In practice, community specificity and autonomy depend upon the extent to which governments devolve authority and resources to programs. All programs are regulated by the documentary procedures and controls of governments and institutions. The space for program autonomy and community specificity is effectively determined by funding formulas or grant requirements, requirements for reporting on student progress or other aspects of program operation, and teacher or tutor qualifications. It is in these various documentary procedures and controls that the real relations between policy rhetoric and programming practices are defined.

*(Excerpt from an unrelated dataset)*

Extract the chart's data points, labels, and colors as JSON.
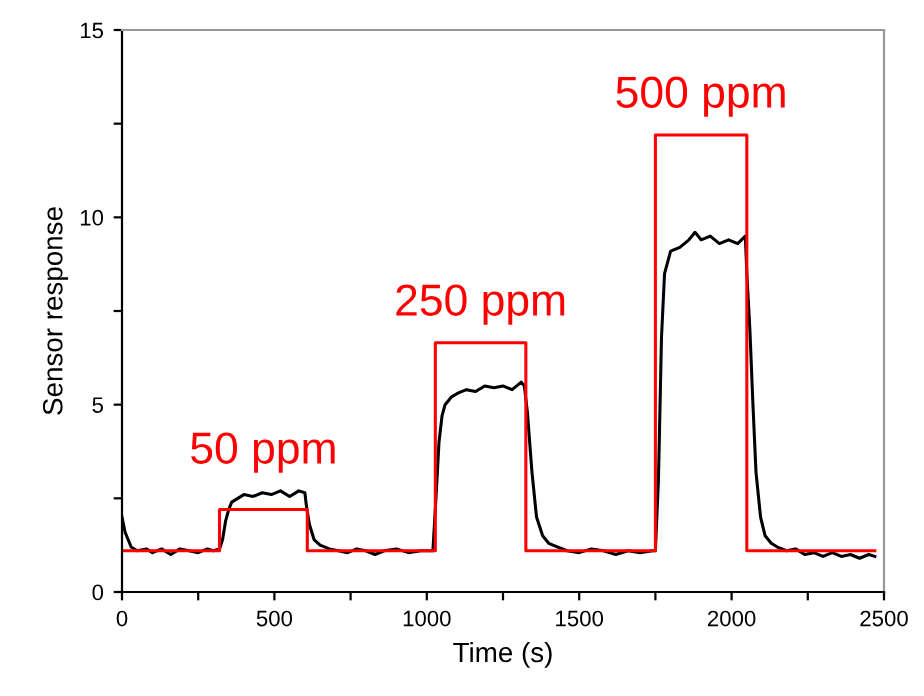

Such procedures do not bear only on institutional programs, and self-identified community-based programs do not avoid them. They are central in defining the space that any program has to respond to its particular students, and to shape itself specifically to its community. Of course, "standards" and "quality" can mean rigid systematization and cost-cutting provision, or inducements to community embeddedness and ample resources. They are not terms that announce a victory or defeat; they only define a terrain for struggle. Documentary procedures and controls may promote good practice, just as much as they may inhibit autonomy and community involvement. As a practical matter, defending program autonomy and community specificity means working to define these documentary procedures and controls in ways that promote, or at least in ways that do not restrict, programs' capacity to act.

Student and program evaluation

One set of documentary procedures and controls are those that organize student and program evaluation.

There are diverse methods of student evaluation, and they serve diverse purposes: placement of students, setting learning objectives, assessing individual learning, and measuring overall program outcomes. Testing may be oriented to either academic or functional knowledge and skills. Some "achievement tests" (e.g. the widely used Canadian Adult Achievement Test) modify test items originally designed for school children, or use items which are typical of school achievement measures. Other tests (e.g. the Ontario Test of Adult Functional Literacy) measure performance on items that simulate the reading tasks an adult might encounter in daily life.